Now commences the business of taking into custody and hearing excuses. The sergeant-at-arms is out on his mission of arrest, and ever and anon returns with some disconsolate member in his keeping, who, perhaps, from his general conscientiousness in the discharge of his duty, might have been the last man upon whom the House should thus have laid its hand of power.

Pending this process, the House can transact no legislative business, and if it is prolonged for any considerable time, it becomes matter of some difficulty for those who are thus cooped up to find occupation or amusement in the intervals that elapse

between returns of delinquents. We have seen a great many devices resorted to in this extremity. Some call for a song, some for a sermon. Some demand the reading of one of John Wentworth's speeches, some of the Maysville Veto. But, alas! all are out of order. The dull, dead reality is there! The doors are locked, and the prisoners themselves will that they shall remain so. Pause follows pause, each longer than the other; still, the House will neither stay proceedings nor consent to adjourn. It is in an obstinate mood, and you might as well hope to move the Capitol from its foundations as to divert the House from its object now.

In the mean time, nevertheless, some of those who answered to their names on the first call of the roll have disappeared. The record shows them present—that is enough; the House can not visit its displeasure upon them. Secure from the penalties it might otherwise have imposed, they may go home and "sleep soundly," as Duncan did, for any disturbance that the House can give them.

But here come more captives—some in pleasant humor, some who look as if they thought that a knock-down blow, when the blood is up, might not be so very disagreeable a thing.
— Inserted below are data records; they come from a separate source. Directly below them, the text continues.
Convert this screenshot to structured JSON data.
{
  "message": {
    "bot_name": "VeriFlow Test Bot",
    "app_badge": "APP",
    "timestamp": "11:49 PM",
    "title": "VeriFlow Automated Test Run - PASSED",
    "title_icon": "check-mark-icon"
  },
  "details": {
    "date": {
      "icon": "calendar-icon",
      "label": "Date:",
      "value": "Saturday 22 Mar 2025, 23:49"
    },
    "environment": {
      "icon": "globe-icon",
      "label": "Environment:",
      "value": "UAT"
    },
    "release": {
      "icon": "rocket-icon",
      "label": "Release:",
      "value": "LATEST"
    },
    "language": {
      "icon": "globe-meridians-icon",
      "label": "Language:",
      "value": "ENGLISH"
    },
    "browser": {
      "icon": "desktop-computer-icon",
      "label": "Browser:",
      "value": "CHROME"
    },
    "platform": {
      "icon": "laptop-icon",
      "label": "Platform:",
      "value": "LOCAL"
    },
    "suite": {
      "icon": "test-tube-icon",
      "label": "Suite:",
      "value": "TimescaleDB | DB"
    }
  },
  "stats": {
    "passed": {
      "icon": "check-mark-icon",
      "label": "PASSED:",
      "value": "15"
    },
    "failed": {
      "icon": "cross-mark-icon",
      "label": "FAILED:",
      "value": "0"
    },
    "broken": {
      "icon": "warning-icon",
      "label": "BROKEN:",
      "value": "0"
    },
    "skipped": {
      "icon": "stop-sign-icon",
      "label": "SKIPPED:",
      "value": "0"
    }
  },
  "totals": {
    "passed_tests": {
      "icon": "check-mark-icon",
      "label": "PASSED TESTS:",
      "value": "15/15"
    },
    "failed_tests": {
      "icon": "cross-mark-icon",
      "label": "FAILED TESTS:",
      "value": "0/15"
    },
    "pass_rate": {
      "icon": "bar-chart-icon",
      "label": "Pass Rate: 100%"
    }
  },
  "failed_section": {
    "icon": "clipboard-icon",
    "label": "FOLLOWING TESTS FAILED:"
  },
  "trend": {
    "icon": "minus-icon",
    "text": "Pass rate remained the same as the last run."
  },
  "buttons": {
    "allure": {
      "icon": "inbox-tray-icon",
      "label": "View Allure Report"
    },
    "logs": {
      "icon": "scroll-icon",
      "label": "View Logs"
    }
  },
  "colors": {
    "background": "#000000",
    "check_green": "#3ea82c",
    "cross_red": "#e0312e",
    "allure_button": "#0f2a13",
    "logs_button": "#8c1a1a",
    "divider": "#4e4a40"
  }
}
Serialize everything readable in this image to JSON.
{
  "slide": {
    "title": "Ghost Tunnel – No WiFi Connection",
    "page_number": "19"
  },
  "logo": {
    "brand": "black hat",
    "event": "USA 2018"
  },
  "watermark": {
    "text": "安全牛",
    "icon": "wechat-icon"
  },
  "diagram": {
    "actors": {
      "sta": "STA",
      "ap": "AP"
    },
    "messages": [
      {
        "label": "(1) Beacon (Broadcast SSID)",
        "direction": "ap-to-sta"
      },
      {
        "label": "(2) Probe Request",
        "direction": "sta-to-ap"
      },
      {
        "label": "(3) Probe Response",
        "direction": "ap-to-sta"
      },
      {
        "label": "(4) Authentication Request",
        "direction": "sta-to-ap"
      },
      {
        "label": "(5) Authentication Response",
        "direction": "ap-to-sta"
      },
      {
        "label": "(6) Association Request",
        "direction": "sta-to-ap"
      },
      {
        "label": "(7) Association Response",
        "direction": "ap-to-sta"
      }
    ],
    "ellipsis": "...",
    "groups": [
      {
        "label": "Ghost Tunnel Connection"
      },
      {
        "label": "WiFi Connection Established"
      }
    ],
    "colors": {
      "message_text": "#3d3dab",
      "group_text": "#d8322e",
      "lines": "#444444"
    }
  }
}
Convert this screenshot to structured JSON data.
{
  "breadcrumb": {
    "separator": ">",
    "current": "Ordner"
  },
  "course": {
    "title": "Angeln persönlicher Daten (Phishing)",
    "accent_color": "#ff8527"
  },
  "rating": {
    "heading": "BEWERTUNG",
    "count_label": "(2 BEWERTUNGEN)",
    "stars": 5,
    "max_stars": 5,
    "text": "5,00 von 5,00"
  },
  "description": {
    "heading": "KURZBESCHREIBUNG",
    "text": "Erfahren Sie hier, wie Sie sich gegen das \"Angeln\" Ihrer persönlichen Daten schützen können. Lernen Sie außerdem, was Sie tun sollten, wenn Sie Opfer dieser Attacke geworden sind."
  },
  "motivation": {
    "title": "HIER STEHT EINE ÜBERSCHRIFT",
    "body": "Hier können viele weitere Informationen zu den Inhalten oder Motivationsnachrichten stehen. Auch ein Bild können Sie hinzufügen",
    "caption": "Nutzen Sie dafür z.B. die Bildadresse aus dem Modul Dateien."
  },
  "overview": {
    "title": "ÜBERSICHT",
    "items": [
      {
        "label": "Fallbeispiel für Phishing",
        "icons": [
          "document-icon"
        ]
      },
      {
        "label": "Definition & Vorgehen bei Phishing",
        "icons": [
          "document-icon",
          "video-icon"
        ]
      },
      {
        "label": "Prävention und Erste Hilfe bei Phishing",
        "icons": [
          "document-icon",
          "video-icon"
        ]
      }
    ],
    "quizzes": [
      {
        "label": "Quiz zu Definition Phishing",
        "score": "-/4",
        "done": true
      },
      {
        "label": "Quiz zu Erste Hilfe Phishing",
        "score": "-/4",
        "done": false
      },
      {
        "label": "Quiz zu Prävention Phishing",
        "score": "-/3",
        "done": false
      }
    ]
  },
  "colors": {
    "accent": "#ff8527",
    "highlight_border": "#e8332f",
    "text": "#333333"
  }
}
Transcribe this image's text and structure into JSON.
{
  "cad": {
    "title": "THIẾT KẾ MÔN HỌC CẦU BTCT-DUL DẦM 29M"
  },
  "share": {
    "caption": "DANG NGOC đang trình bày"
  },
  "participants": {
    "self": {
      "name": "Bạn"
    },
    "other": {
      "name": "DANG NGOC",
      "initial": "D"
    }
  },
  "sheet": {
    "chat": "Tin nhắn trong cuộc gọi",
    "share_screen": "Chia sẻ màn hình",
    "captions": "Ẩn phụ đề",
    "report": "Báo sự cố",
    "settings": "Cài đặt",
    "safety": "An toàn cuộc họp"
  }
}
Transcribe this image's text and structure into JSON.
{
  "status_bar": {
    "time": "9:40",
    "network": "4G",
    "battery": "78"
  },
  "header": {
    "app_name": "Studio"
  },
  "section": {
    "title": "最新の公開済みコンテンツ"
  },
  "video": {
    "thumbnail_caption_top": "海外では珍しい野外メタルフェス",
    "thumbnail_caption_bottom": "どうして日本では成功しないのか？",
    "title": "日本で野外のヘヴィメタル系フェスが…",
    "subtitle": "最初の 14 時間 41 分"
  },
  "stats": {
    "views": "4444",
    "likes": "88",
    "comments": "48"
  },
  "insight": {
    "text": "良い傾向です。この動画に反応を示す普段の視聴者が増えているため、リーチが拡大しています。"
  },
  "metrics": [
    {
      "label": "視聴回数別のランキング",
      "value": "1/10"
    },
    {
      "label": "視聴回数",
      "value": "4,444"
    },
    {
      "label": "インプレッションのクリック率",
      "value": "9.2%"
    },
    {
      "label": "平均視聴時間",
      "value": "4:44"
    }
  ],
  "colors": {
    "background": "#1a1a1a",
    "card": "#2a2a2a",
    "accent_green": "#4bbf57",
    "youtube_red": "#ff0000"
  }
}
The speaker accosts the first of them: "You have been absent from this House without its leave and contrary to its order. If you have any excuse to offer, you will now be heard."

A peal of laughter rings through the hall.

The Marylander, to whom this address is made, replies, "I remained in this House all day; the law allows me a per diem, but not a per noctem;" and he sullenly turns on his heel and walks away.

Admitted to his seat on payment of fees.

Georgia next? What excuse? "The child of a valued friend is sick unto death, and I had relieved the watchers by its side. This is the third session during which I have been a member of this House, and I have never before been thus arraigned."

Excused.

And the child? Its spirit fled that night! Light rest the turf upon its ashes, and sweetly smile its little soul in the bosom of Abraham!